This article is written by a student writer from the Her Campus at Northwestern chapter.
Name: Daniel Bender Stern
Major: Theatre and Sociology
Hometown: Newton, Massachusetts
What do you do as part of SHAPE?
I’m the Events Marketing Chair, so I’m in charge of getting word about our events out to the general campus population however possible! Usually that means using standard student group marketing tactics, flyering and utilizing social media. But it’s also about trying to reach new groups who might not always come to our events, since I really believe everyone can benefit from engaging in these kinds of discussions.
What do you think is the most important thing that SHAPE does?
In addition to providing people with important information and resources, I think that SHAPE starts some crucial conversations on campus about sexual health and sexual assault, from talking about the ENU with freshmen, to presentations in Greek life, to larger scale events, like when we screened “The Hunting Ground” last spring. For me, that element of dialogue is super important – getting people to critically engage with these issues and think about moving forward toward a healthier culture on campus.
How do you think NU can change the way we talk about sexual health?
I think we can all move towards thinking about healthy sexuality as taking different forms for different people. In SHAPE, we strive to help people be safe and communicative in their sexuality, but within that we just want people to do what feels comfortable to them. And there shouldn’t be a stigma for being “too sexual” or “not sexual enough.” Your body, your choices, you know? Just keep it safe and consensual. So I would say the biggest thing would be removing that sense of judgment when we’re talking about people navigating their sexuality in a healthy manner.
SHAPE is hosting the “Hooking Up 101” presentation. How do you feel about the hookup and dating culture?
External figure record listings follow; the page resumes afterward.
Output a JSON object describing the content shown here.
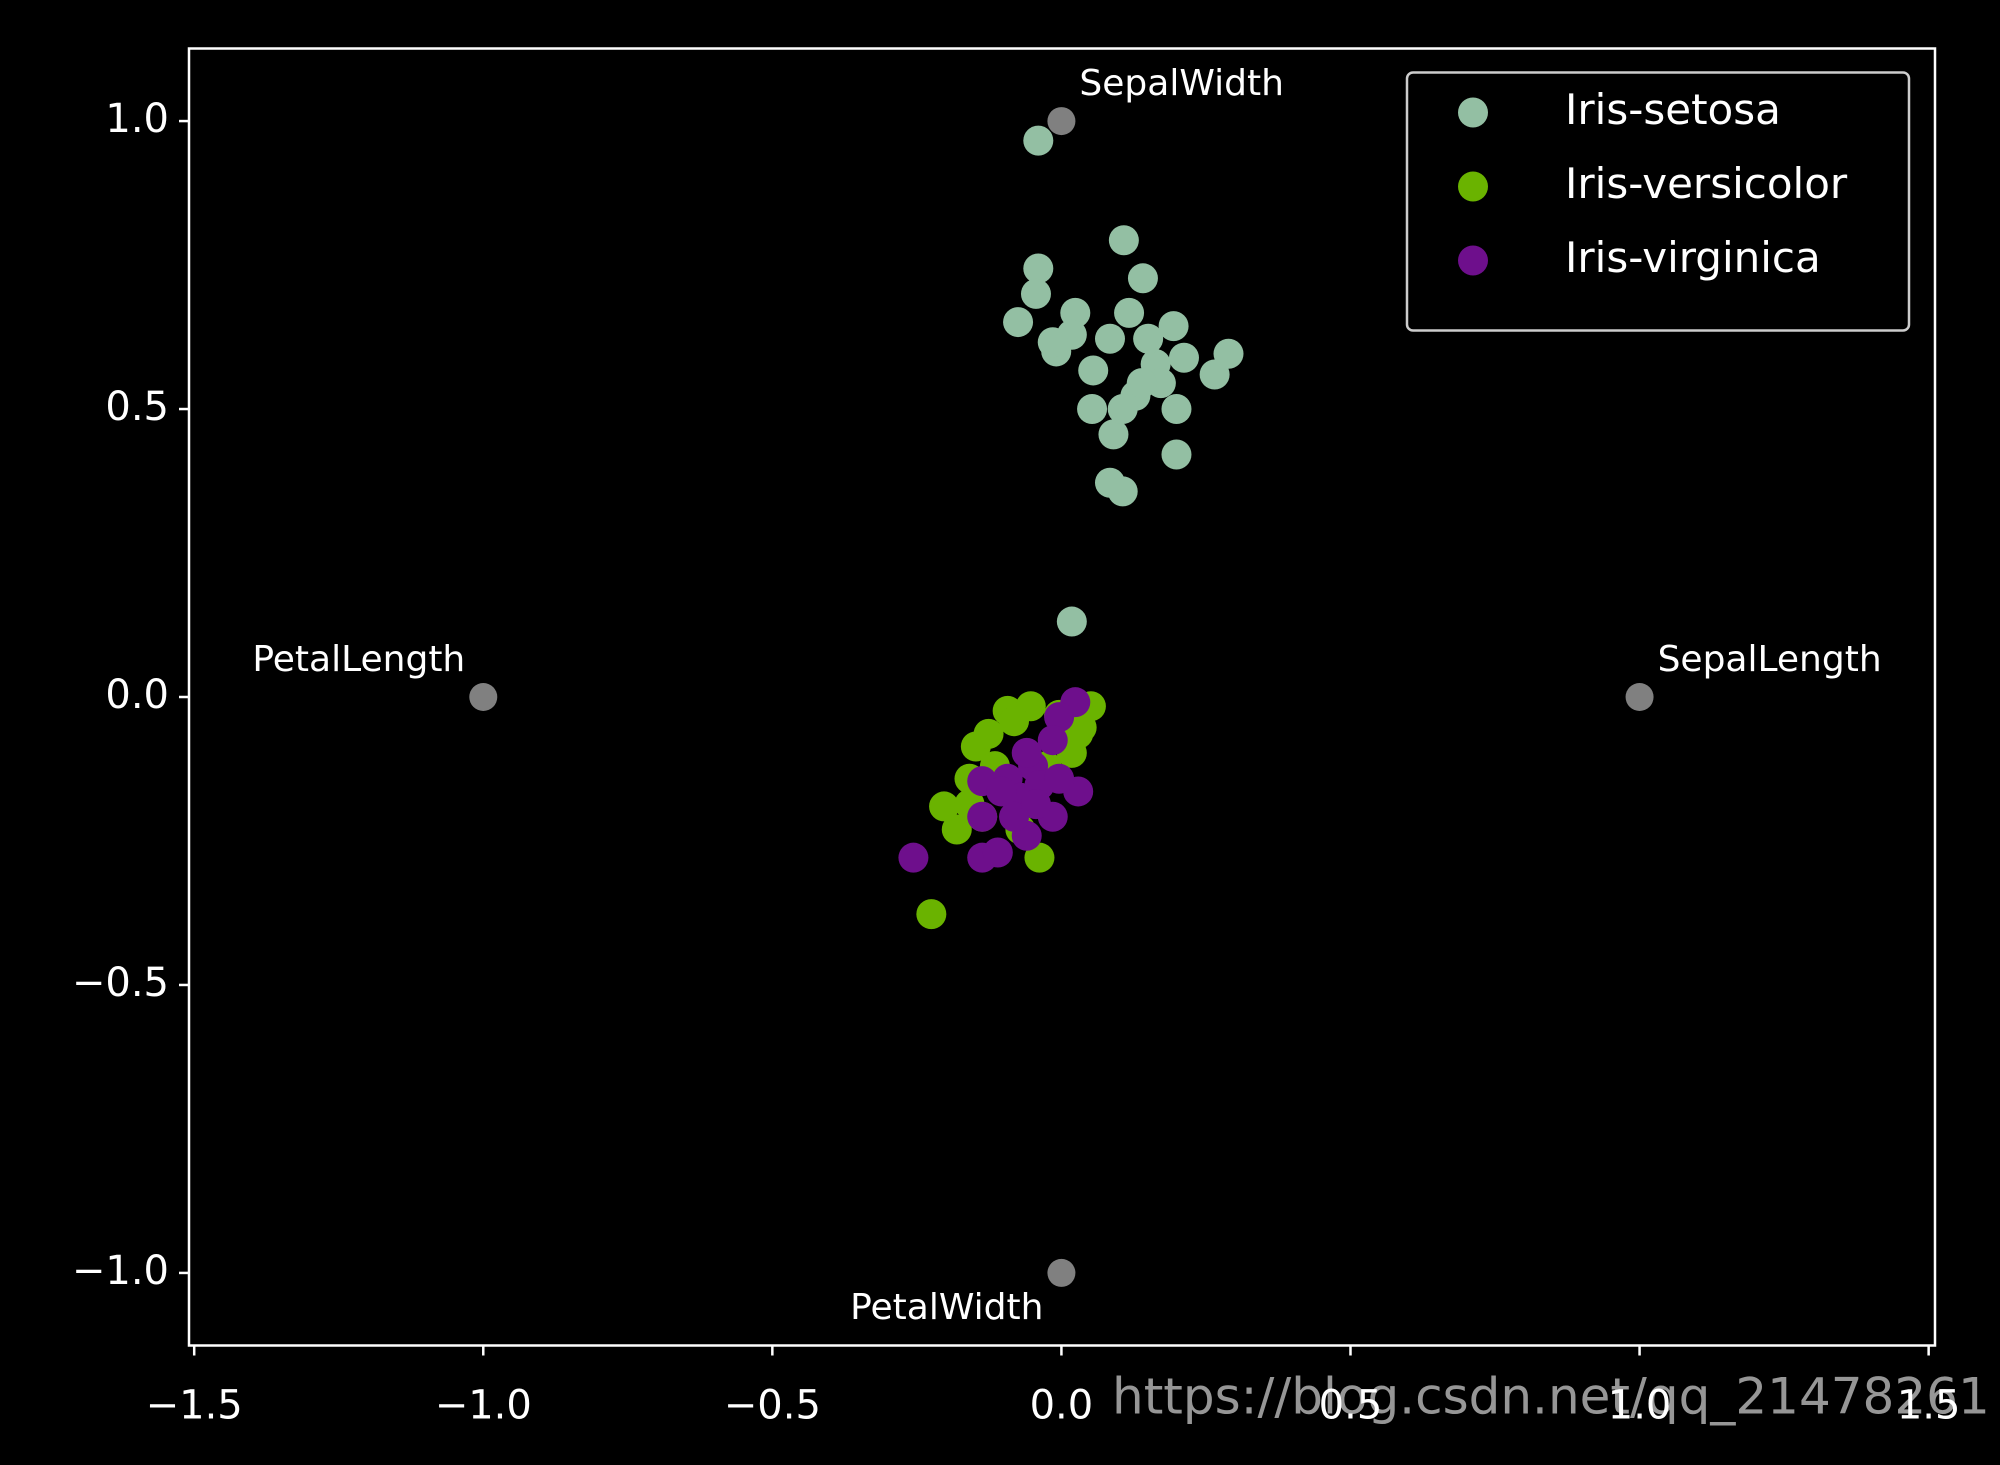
{
  "chart_data": {
    "type": "scatter",
    "xlim": [
      -1.509,
      1.511
    ],
    "ylim": [
      -1.126,
      1.126
    ],
    "xticks": [
      {
        "value": -1.5,
        "label": "−1.5"
      },
      {
        "value": -1.0,
        "label": "−1.0"
      },
      {
        "value": -0.5,
        "label": "−0.5"
      },
      {
        "value": 0,
        "label": "0.0"
      },
      0.5,
      {
        "value": 1.0,
        "label": "1.0"
      },
      {
        "value": 1.5,
        "label": "1.5"
      }
    ],
    "yticks": [
      {
        "value": -1.0,
        "label": "−1.0"
      },
      {
        "value": -0.5,
        "label": "−0.5"
      },
      {
        "value": 0,
        "label": "0.0"
      },
      0.5,
      {
        "value": 1.0,
        "label": "1.0"
      }
    ],
    "legend": "upper right",
    "anchor_color": "#808080",
    "anchors": [
      {
        "label": "SepalLength",
        "x": 1,
        "y": 0
      },
      {
        "label": "SepalWidth",
        "x": 0,
        "y": 1
      },
      {
        "label": "PetalLength",
        "x": -1,
        "y": 0
      },
      {
        "label": "PetalWidth",
        "x": 0,
        "y": -1
      }
    ],
    "series": [
      {
        "name": "Iris-setosa",
        "color": "#93bfa3",
        "x": [
          -0.04,
          0.108,
          -0.04,
          0.141,
          -0.044,
          -0.075,
          0.024,
          0.117,
          0.194,
          0.289,
          0.265,
          -0.009,
          0.055,
          0.163,
          0.212,
          0.172,
          0.128,
          0.199,
          0.053,
          0.09,
          0.199,
          0.084,
          0.106,
          0.018,
          0.084,
          0.15,
          0.139,
          0.106,
          0.018,
          -0.015
        ],
        "y": [
          0.966,
          0.793,
          0.744,
          0.727,
          0.7,
          0.651,
          0.667,
          0.667,
          0.644,
          0.596,
          0.56,
          0.6,
          0.567,
          0.578,
          0.589,
          0.545,
          0.523,
          0.5,
          0.5,
          0.456,
          0.421,
          0.372,
          0.357,
          0.629,
          0.622,
          0.622,
          0.545,
          0.5,
          0.131,
          0.616
        ]
      },
      {
        "name": "Iris-versicolor",
        "color": "#6ab300",
        "x": [
          -0.225,
          -0.203,
          -0.181,
          -0.038,
          -0.148,
          -0.093,
          -0.053,
          0.051,
          0.035,
          -0.159,
          -0.126,
          -0.082,
          -0.004,
          0.018,
          -0.137,
          -0.071,
          -0.026,
          -0.115,
          -0.159,
          0.029
        ],
        "y": [
          -0.377,
          -0.19,
          -0.23,
          -0.279,
          -0.086,
          -0.024,
          -0.016,
          -0.016,
          -0.053,
          -0.142,
          -0.064,
          -0.042,
          -0.031,
          -0.097,
          -0.208,
          -0.23,
          -0.12,
          -0.12,
          -0.186,
          -0.064
        ]
      },
      {
        "name": "Iris-virginica",
        "color": "#6e0f8c",
        "x": [
          -0.256,
          -0.137,
          -0.11,
          -0.137,
          -0.06,
          -0.015,
          0.029,
          0.024,
          -0.004,
          -0.015,
          -0.049,
          -0.093,
          -0.137,
          -0.071,
          -0.038,
          -0.004,
          -0.06,
          -0.082,
          -0.044,
          -0.104
        ],
        "y": [
          -0.279,
          -0.279,
          -0.27,
          -0.208,
          -0.241,
          -0.208,
          -0.164,
          -0.009,
          -0.035,
          -0.075,
          -0.12,
          -0.142,
          -0.146,
          -0.175,
          -0.153,
          -0.142,
          -0.097,
          -0.208,
          -0.186,
          -0.164
        ]
      }
    ],
    "watermark": "https://blog.csdn.net/qq_21478261"
  }
}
I feel good about any culture that involves active and consistent communication. It sounds pretty simple, but I think an issue people have with hookups is that it doesn’t feel like there’s as much room for communication. And that’s a definitely problematic or even dangerous aspect of hookup culture. That said, if the experience is communicative, safe and consensual, then it just comes down to what people are comfortable with, and I’m definitely supportive of that.
What would be your perfect date?
I’ve been into scary movies recently. If I can end the movie and not be terrified that you’re trying to kill me or something, that bodes well for our future.